En France, le ministère des Solidarités et de la Santé tablait encore, au 9 mars, sur des livraisons, en cumulé, de 6 millions de doses à fin mars, de 9,2 millions à fin avril, et d’un total de 44 millions au premier semestre. Des prévisions inatteignables désormais. Le 14 mars, toujours sur Radio J, Agnès Panier-Runacher parlait de seulement "3 millions de doses à fin mars et, en cumulé, ce devrait être un peu plus de 4 millions fin avril"…

4. En France, la campagne vaccinale en ville pourrait souffrir

Cette revue à la baisse des livraisons va forcément avoir des répercussions sur les ambitions de la campagne vaccinale en France. Olivier Véran, ministre des Solidarités et de la Santé, avait d’ailleurs, lors de son point presse sur l’épidémie le 11 mars, avoué un "manque de visibilité sur les vaccins pour les prochaines semaines. AstraZeneca réduit semaine après semaine les livraisons. Nous aurons peu de doses ces deux prochaines semaines, et sans doute aussi la troisième semaine".

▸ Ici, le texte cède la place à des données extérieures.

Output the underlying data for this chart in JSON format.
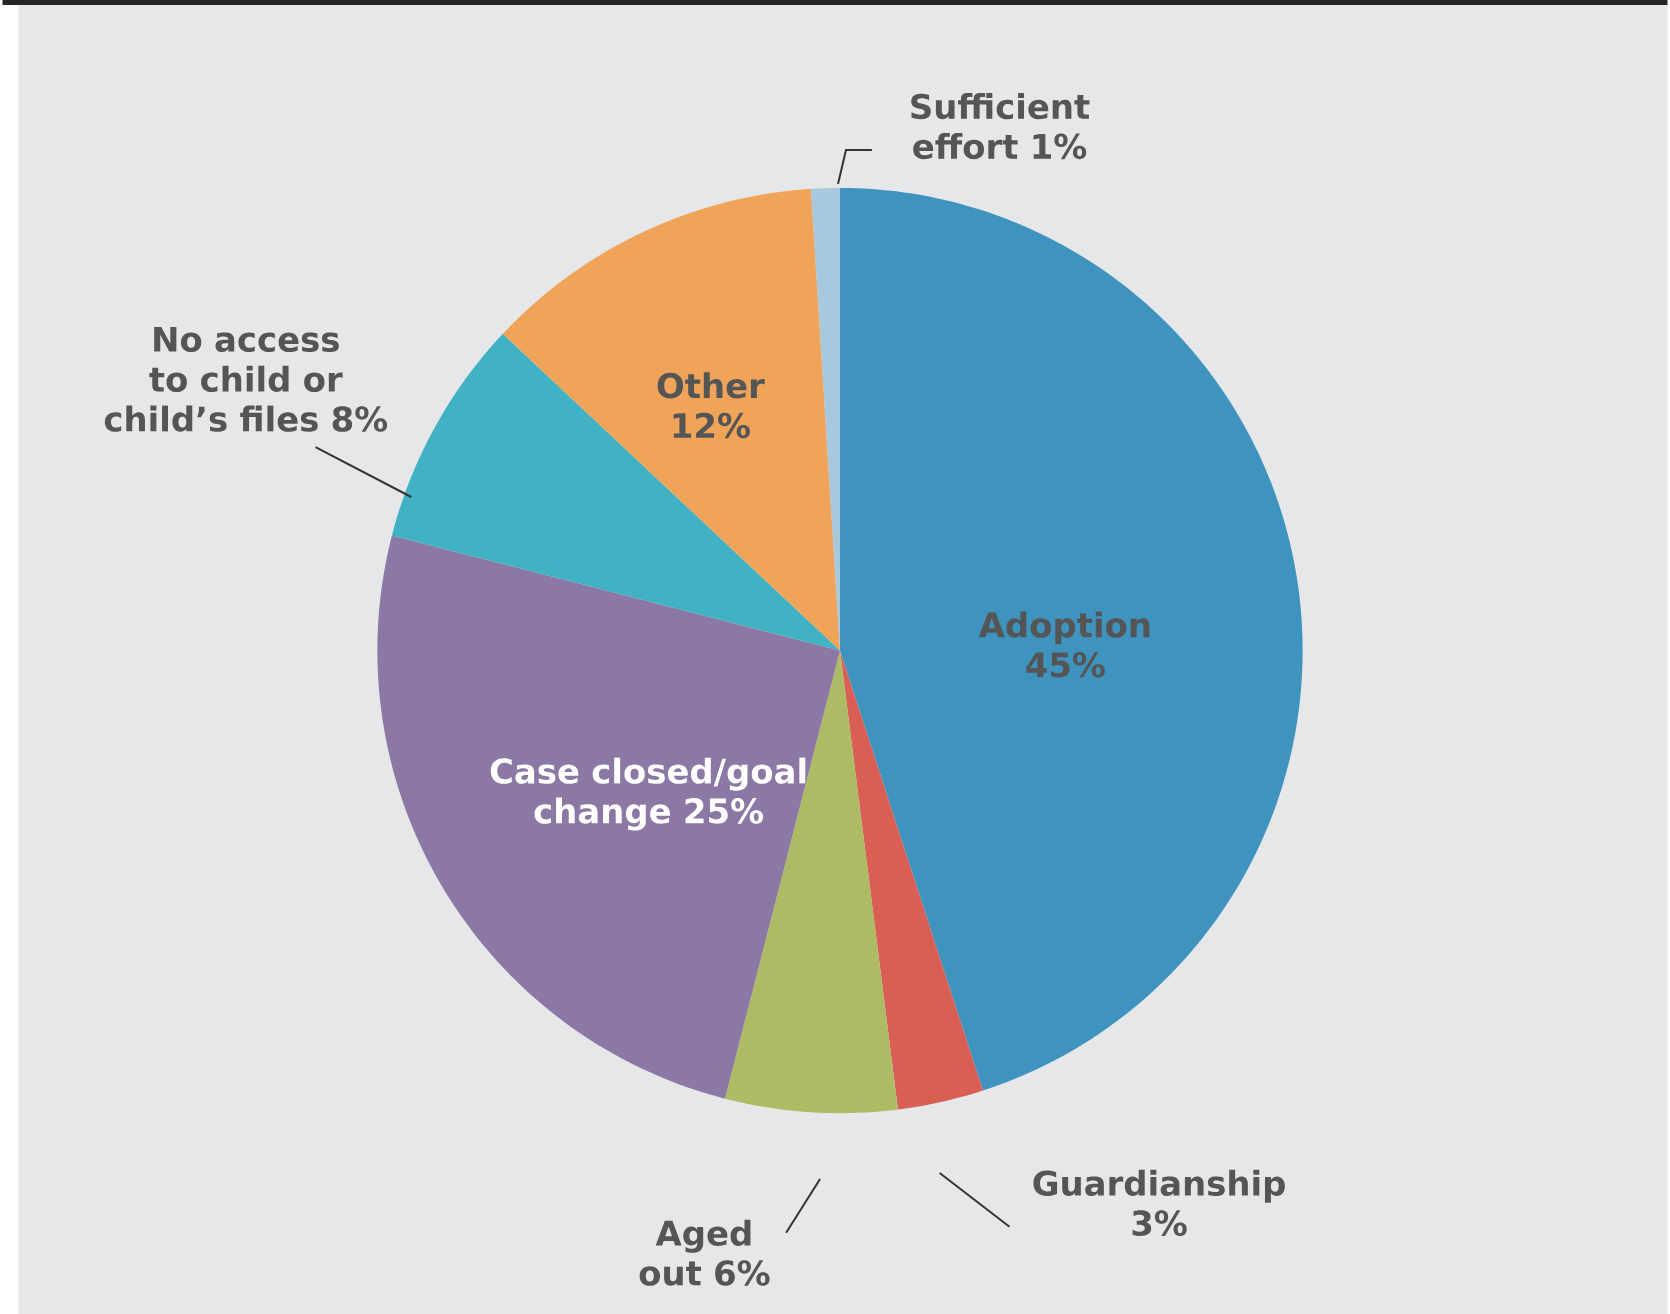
{
  "chart_data": {
    "type": "pie",
    "categories": [
      "Adoption",
      "Guardianship",
      "Aged out",
      "Case closed/goal change",
      "No access to child or child’s files",
      "Other",
      "Sufficient effort"
    ],
    "values": [
      45,
      3,
      6,
      25,
      8,
      12,
      1
    ],
    "value_labels": [
      "45%",
      "3%",
      "6%",
      "25%",
      "8%",
      "12%",
      "1%"
    ],
    "colors": [
      "#3f93bf",
      "#d95f55",
      "#adbb65",
      "#8c78a5",
      "#41b2c4",
      "#f0a45a",
      "#a8c8de"
    ]
  }
}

Selon la Direction générale de la Santé (DGS), au 11 mars, 862 000 doses du vaccin AstraZeneca avaient été livrées et distribuées pour une utilisation en ville, dont 237 000 n’avaient pas encore été consommées. 765 000 doses supplémentaires ont aussi été réceptionnées au 13 mars. Soit 1,62 million de doses, entièrement réservées aux médecins et qui doivent honorer la totalité des commandes enregistrées à ce jour.

En parallèle, pour le circuit d’injections pratiquées par les pharmaciens, 361 000 doses ont été commandées par 18 400 pharmacies d’officine en France. Et 67 000 doses supplémentaires ont été livrées aux officines implantées dans les 23 départements à forte circulation épidémique. La DGS confirme ainsi, qu’au total, plus de 420 000 doses du vaccin vont être à disposition des pharmaciens "d’ici à la fin de cette semaine".

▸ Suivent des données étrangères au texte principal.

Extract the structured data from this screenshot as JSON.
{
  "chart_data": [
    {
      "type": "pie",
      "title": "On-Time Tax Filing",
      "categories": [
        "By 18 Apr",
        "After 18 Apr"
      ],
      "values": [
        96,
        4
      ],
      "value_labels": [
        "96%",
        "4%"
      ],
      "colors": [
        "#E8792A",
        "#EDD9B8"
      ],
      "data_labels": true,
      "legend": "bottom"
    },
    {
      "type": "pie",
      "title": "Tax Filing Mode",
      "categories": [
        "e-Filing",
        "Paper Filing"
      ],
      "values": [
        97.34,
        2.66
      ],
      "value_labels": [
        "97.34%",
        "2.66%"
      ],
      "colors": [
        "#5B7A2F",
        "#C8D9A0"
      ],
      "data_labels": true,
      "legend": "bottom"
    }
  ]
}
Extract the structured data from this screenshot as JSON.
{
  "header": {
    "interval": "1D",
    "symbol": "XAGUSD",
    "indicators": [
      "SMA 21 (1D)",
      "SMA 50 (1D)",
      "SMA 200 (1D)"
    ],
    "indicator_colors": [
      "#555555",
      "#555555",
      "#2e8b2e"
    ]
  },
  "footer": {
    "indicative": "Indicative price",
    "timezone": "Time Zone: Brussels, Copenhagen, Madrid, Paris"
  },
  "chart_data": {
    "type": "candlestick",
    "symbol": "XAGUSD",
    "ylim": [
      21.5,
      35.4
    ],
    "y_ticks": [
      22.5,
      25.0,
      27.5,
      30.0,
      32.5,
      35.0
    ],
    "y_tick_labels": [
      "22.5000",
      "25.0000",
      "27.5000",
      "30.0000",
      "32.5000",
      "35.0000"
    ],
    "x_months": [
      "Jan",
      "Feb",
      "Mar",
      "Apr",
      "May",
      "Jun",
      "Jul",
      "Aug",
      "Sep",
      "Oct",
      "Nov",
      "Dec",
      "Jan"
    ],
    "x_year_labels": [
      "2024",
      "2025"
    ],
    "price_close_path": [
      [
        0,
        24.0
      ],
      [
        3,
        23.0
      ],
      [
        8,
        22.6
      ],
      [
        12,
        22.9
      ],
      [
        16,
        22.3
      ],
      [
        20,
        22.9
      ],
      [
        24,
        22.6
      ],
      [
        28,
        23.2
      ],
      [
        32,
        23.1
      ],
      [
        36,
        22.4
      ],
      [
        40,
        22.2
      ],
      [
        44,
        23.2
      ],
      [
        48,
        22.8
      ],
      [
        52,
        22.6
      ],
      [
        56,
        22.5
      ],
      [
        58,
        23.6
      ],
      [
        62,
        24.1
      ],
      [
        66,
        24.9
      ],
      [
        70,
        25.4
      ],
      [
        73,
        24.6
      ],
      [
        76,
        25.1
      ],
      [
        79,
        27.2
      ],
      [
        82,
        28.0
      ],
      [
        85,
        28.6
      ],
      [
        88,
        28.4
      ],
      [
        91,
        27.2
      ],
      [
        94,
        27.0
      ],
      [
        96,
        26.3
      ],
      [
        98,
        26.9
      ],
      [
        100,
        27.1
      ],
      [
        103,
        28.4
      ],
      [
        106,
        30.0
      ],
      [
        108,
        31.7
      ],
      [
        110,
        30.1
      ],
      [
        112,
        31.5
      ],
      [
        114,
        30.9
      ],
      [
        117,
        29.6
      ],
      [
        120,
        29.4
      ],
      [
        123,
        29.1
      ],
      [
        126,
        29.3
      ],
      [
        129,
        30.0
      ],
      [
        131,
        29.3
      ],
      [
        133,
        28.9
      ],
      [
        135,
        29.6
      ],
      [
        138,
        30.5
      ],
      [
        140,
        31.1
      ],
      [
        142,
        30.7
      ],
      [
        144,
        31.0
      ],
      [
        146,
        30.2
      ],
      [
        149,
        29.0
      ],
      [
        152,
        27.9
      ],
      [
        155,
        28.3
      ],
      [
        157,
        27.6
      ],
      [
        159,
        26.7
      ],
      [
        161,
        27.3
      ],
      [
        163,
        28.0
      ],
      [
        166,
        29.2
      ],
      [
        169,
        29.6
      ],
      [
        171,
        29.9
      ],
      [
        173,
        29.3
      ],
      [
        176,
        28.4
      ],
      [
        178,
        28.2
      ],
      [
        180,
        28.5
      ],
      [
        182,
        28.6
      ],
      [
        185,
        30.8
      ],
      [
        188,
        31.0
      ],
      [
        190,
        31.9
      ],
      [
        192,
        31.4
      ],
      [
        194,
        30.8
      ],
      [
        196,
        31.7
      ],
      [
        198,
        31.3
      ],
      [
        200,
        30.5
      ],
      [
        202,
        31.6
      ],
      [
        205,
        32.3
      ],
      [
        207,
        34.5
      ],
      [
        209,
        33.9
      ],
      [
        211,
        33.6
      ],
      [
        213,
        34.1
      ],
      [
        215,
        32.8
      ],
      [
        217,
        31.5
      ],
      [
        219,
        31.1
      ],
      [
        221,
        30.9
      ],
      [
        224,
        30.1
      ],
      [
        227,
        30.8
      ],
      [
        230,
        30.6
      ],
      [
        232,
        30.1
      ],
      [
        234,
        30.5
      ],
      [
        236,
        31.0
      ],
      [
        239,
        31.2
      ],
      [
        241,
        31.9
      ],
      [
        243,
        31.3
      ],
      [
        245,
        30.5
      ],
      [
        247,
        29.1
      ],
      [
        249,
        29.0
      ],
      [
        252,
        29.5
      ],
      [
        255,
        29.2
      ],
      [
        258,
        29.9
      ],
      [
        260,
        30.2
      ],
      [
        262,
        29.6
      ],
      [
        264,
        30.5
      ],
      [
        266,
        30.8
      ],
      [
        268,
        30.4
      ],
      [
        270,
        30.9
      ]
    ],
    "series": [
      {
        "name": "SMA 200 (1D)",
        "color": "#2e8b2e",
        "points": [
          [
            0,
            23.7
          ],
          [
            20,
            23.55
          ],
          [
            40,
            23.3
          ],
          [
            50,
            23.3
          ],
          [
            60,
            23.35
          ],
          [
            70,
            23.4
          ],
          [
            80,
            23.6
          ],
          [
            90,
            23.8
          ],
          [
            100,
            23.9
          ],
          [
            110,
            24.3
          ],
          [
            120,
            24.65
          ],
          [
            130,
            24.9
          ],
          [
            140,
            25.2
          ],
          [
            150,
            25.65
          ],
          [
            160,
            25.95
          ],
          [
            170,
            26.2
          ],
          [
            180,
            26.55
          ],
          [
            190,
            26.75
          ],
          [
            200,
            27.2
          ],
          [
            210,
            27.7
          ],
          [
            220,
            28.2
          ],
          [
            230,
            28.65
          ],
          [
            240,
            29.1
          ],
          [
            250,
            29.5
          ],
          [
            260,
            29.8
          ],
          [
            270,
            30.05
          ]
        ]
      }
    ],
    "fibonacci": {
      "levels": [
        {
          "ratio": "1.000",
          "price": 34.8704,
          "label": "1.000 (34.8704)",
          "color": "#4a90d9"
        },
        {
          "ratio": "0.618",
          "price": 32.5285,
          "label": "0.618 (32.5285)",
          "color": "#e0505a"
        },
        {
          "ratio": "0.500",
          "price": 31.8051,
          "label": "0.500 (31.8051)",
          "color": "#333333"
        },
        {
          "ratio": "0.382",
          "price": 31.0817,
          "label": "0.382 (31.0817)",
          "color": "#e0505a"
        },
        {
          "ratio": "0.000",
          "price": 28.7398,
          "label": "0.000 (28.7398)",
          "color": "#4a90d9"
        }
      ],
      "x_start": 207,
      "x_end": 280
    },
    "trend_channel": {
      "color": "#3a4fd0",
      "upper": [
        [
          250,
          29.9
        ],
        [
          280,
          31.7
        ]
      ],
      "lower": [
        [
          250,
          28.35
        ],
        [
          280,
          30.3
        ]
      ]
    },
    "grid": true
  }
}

5. Les inquiétudes sur le profil de sécurité

En plus de ces problèmes de livraisons et de production, AstraZeneca est confronté à des inquiétudes grandissantes sur le profil de sécurité de son vaccin. Après des décès et des cas de thromboses de personnes vaccinées observées en Autriche et au Danemark, plusieurs pays ont engagé des suspensions des injections du vaccin ces derniers jours. Si l’Autriche et quelques pays, comme l’Italie notamment, ont temporairement suspendu l’utilisation de certains lots, le Danemark, la Norvège, l’Islande, mais aussi l’Irlande et les Pays-Bas depuis le week-end dernier, ont suspendu toute injection avec le vaccin d’AstraZeneca. Lundi 15 mars, l'Allemagne, la France puis l'Italie ont finalement décidé de faire de même. Emmanuel Macron a justifié de "suspendre par précaution" l'utilisation du vaccin AstraZeneca, en attendant un avis de l'Autorité européenne du médicament qui devrait être rendu le 16 mars.

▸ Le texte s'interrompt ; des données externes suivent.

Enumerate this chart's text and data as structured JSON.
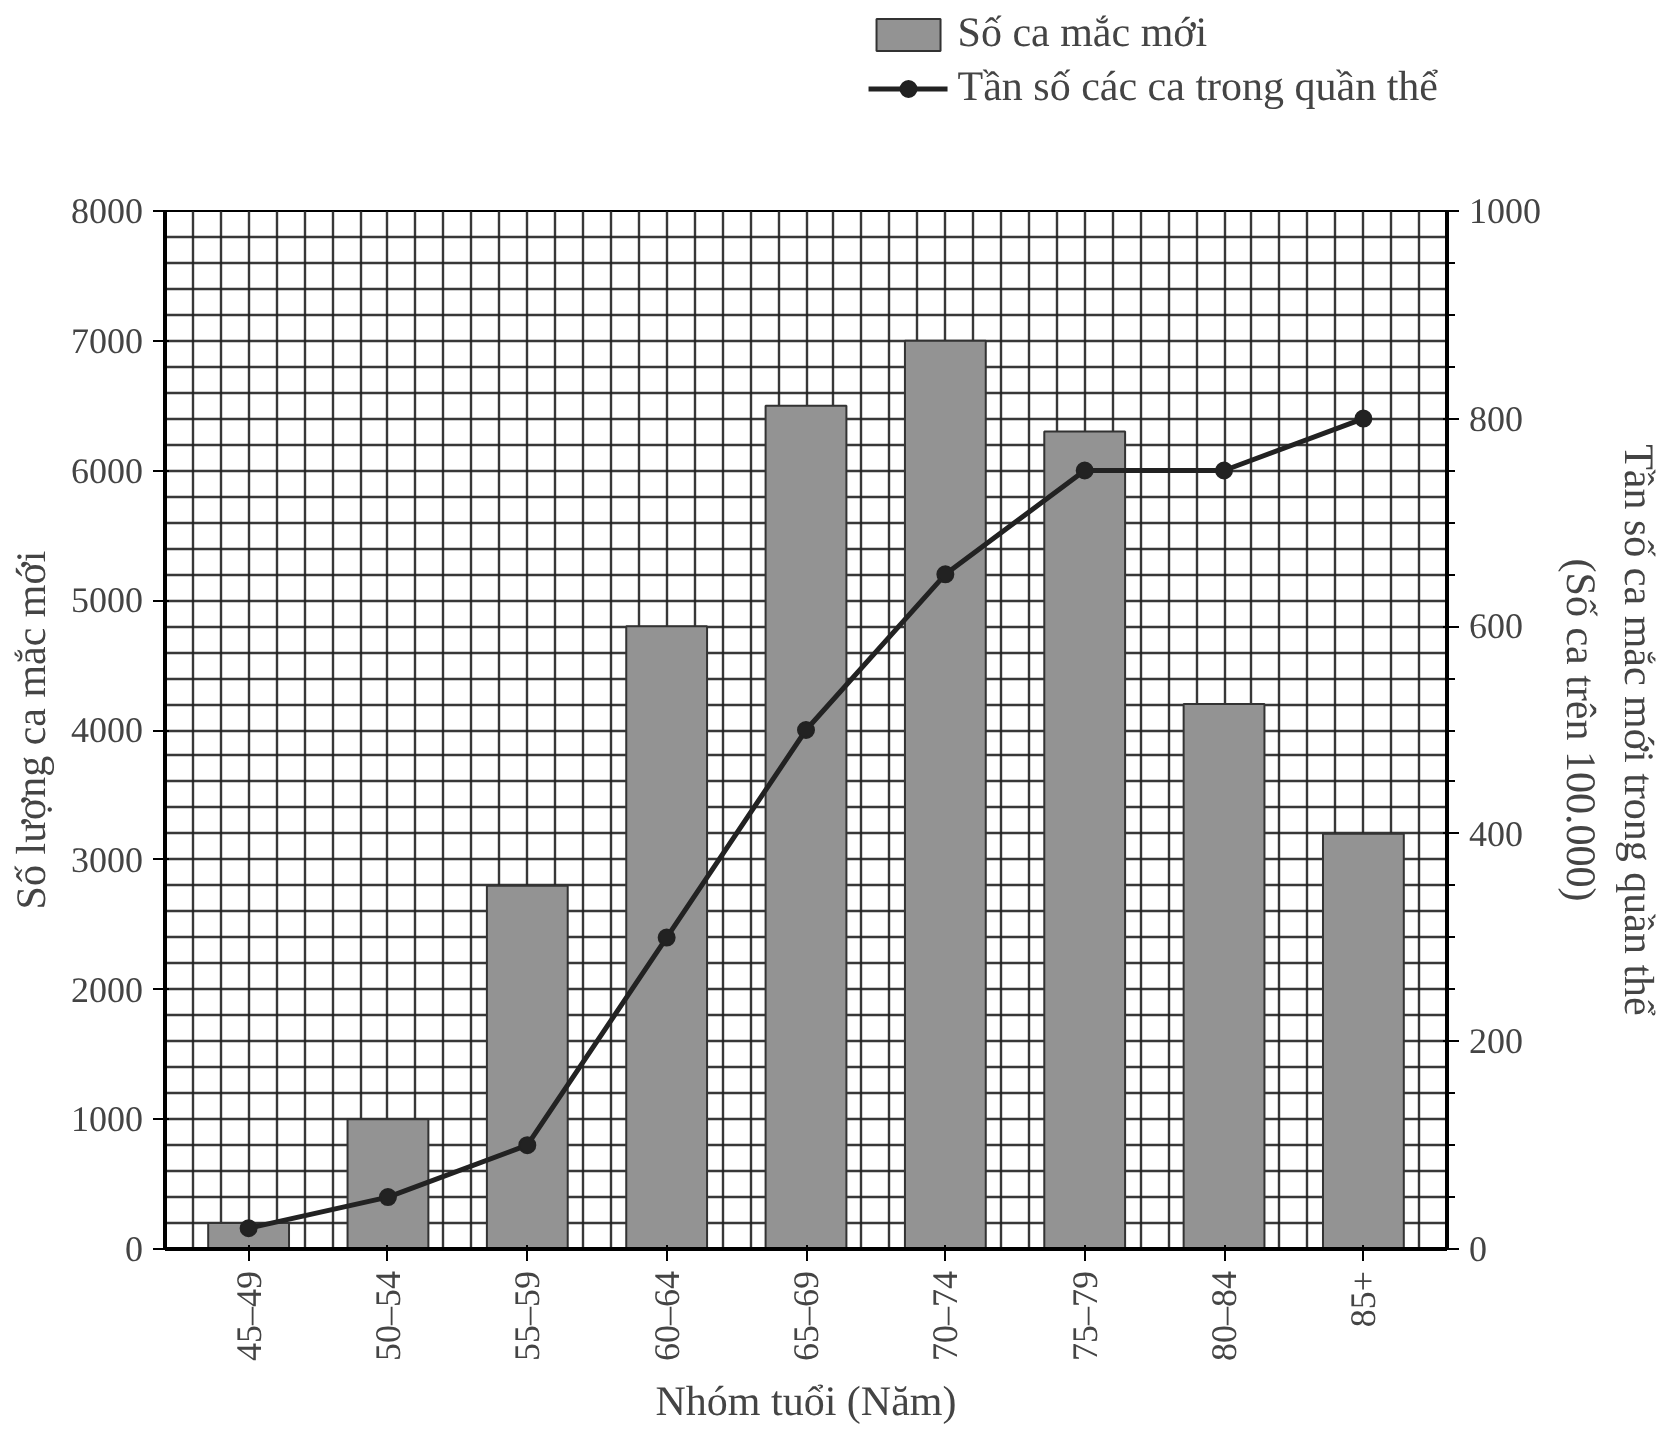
{
  "chart_data": {
    "type": "bar",
    "categories": [
      "45–49",
      "50–54",
      "55–59",
      "60–64",
      "65–69",
      "70–74",
      "75–79",
      "80–84",
      "85+"
    ],
    "xlabel": "Nhóm tuổi (Năm)",
    "ylabel": "Số lượng ca mắc mới",
    "y2label": "Tần số ca mắc mới trong quần thể\n(Số ca trên 100.000)",
    "series": [
      {
        "name": "Số ca mắc mới",
        "color": "#939393",
        "values": [
          200,
          1000,
          2800,
          4800,
          6500,
          7000,
          6300,
          4200,
          3200
        ]
      },
      {
        "name": "Tần số các ca trong quần thể",
        "type": "line",
        "axis": "y2",
        "color": "#222222",
        "marker": "circle",
        "line_style": "solid",
        "values": [
          20,
          50,
          100,
          300,
          500,
          650,
          750,
          750,
          800
        ]
      }
    ],
    "ylim": [
      0,
      8000
    ],
    "yticks": [
      0,
      1000,
      2000,
      3000,
      4000,
      5000,
      6000,
      7000,
      8000
    ],
    "y2lim": [
      0,
      1000
    ],
    "y2ticks": [
      0,
      200,
      400,
      600,
      800,
      1000
    ],
    "grid": true,
    "legend": "top right"
  }
}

Le 14 mars, le laboratoire avait publié un communiqué pour attester de la sécurité de son vaccin. Il assure que sur 17 millions de personnes ayant été vaccinées dans l’UE et le Royaume-Uni, il n’y a pas de preuve évidente d’embolie pulmonaire ou de thrombose "pour aucune tranche d’âge, aucun genre, aucun lot ou dans aucun pays en particulier". AstraZeneca ajoute qu’aucune preuve n’a non plus émergé parmi les 60 000 participants aux essais cliniques, précisant qu’il y aurait eu plus d’accidents thrombotiques parmi les personnes ayant reçu le placebo que parmi celles ayant été réellement vaccinées.

Pour l'heure, l'Agence européenne du médicament (EMA) a lancé plusieurs enquêtes suite à une trentaine de cas graves de thromboses dans l'UE chez des personnes vaccinées via le vaccin AstraZeneca, mais considère que le vaccin demeure sûr.  A ce jour, aucun lien direct n'était établi sur ce sujet.